Yahoo!'s share price has almost doubled under her tenure and last week the company saw its US web traffic eclipse Google's for the first time in years.

It would be one in the eye for those who are scpetical of activist investors, were it not for the fact that Mr Loeb has now all but abandoned ship. Last month, the New York financier sold two thirds of his 60m share holding in Yahoo! back to the company and resigned from it board, pocketing $520m in the process.

Third Point is now pushing for a break up of Sony. Mr Loeb took an uncharacteristically gentle approach at first, flying to Japan personally to present a letter to the company's chief executive, Kazuo Hirai. In it, he heaped praise upon Mr Hirai's achievements before calling for Sony to consider spinning off part of its entertainment arm of the company to be partly spun off.

Mr Hirai and the rest of the Sony board deliberated over it for several months before coming back with a polite no. It is a slow and subtle stand-off that seems a world away from the aggressive confrontations on Wall Street.

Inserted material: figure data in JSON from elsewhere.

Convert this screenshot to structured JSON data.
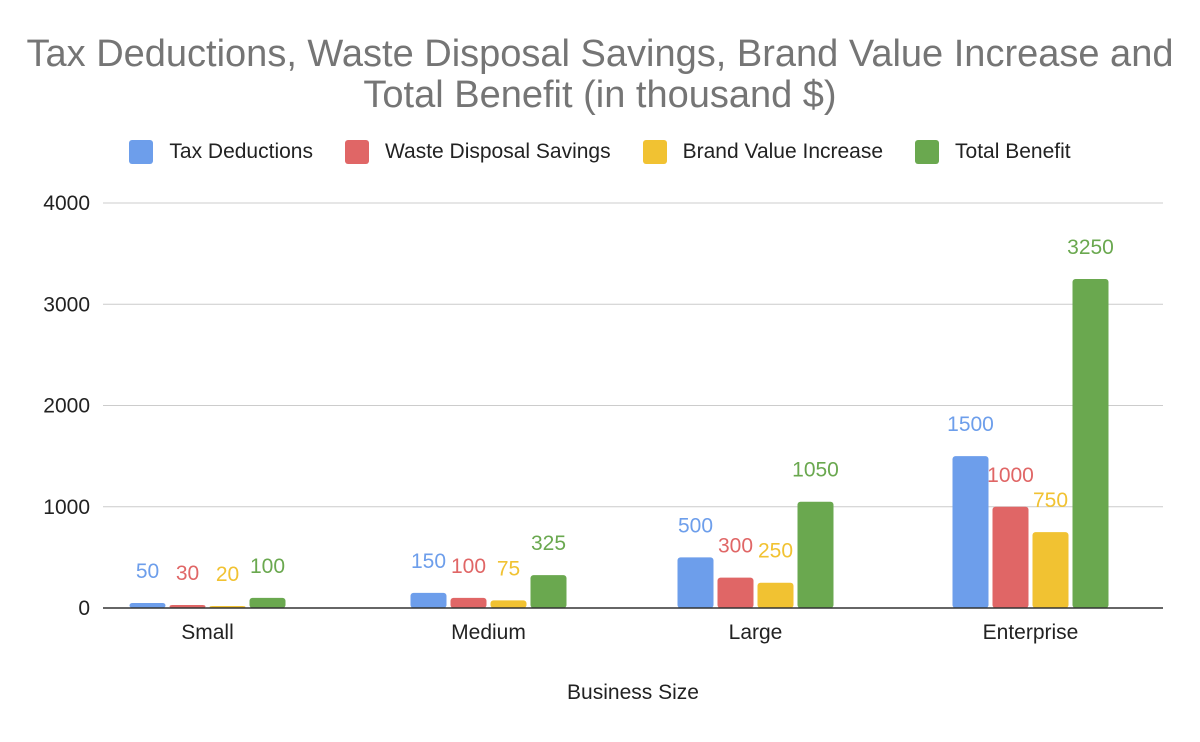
{
  "chart_data": {
    "type": "bar",
    "title": "Tax Deductions, Waste Disposal Savings, Brand Value Increase and Total Benefit  (in thousand $)",
    "xlabel": "Business Size",
    "ylabel": "",
    "categories": [
      "Small",
      "Medium",
      "Large",
      "Enterprise"
    ],
    "ylim": [
      0,
      4000
    ],
    "yticks": [
      0,
      1000,
      2000,
      3000,
      4000
    ],
    "grid": true,
    "legend_position": "top",
    "series": [
      {
        "name": "Tax Deductions",
        "color": "#6d9eeb",
        "values": [
          50,
          150,
          500,
          1500
        ]
      },
      {
        "name": "Waste Disposal Savings",
        "color": "#e06666",
        "values": [
          30,
          100,
          300,
          1000
        ]
      },
      {
        "name": "Brand Value Increase",
        "color": "#f1c232",
        "values": [
          20,
          75,
          250,
          750
        ]
      },
      {
        "name": "Total Benefit",
        "color": "#6aa84f",
        "values": [
          100,
          325,
          1050,
          3250
        ]
      }
    ]
  }
}
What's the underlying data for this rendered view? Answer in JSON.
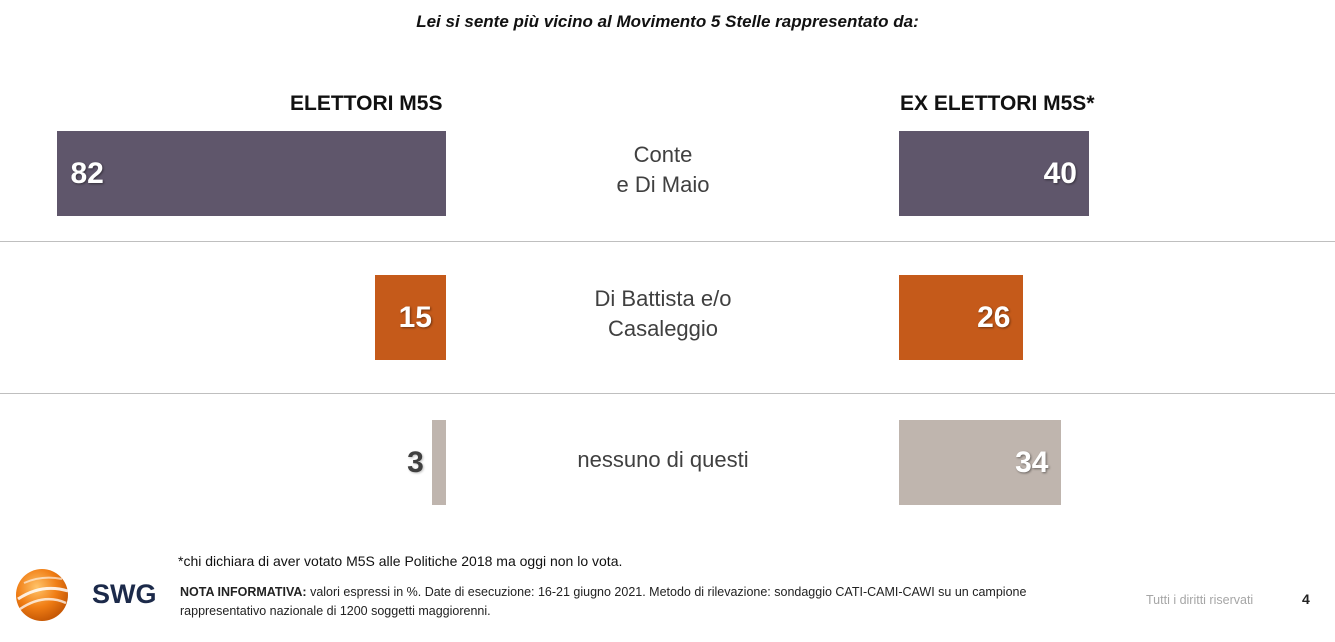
{
  "title": "Lei si sente più vicino al Movimento 5 Stelle rappresentato da:",
  "chart_data": {
    "type": "bar",
    "orientation": "horizontal-butterfly",
    "categories": [
      "Conte\ne Di Maio",
      "Di Battista e/o\nCasaleggio",
      "nessuno di questi"
    ],
    "series": [
      {
        "name": "ELETTORI M5S",
        "values": [
          82,
          15,
          3
        ]
      },
      {
        "name": "EX ELETTORI M5S*",
        "values": [
          40,
          26,
          34
        ]
      }
    ],
    "unit": "%",
    "bar_colors": [
      "#5f566b",
      "#c55a1a",
      "#bfb5ae"
    ]
  },
  "footnote": "*chi dichiara di aver votato M5S alle Politiche 2018 ma oggi non lo vota.",
  "note": {
    "label": "NOTA INFORMATIVA:",
    "text": " valori espressi in %. Date di esecuzione: 16-21 giugno 2021. Metodo di rilevazione: sondaggio CATI-CAMI-CAWI su un campione rappresentativo nazionale di 1200 soggetti maggiorenni."
  },
  "logo": {
    "text": "SWG",
    "icon": "swg-sphere-logo"
  },
  "rights": "Tutti i diritti riservati",
  "page_number": "4"
}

George Clooney, for one, was unconvinced by Mr Loeb's intentions. "He calls himself an activist investor, and I would call him a carpet bagger," he told Deadline, a film industry news website.

"What he's doing is scaring studios and pushing them to make decisions from a place of fear. Why is he buying stock like crazy if he's so down on things? He's trying to manipulate the market."

Although Mr Clooney's expertise are in film, he is right about one thing. Wall Street titans flock to stocks that are undervalued, and try to lobby for changes that can help to propel them upwards.

But that is good for everyone. What is not so good is when the companies in question get caught in the cross fire of other battles: ego driven wars between the billionaires themselves.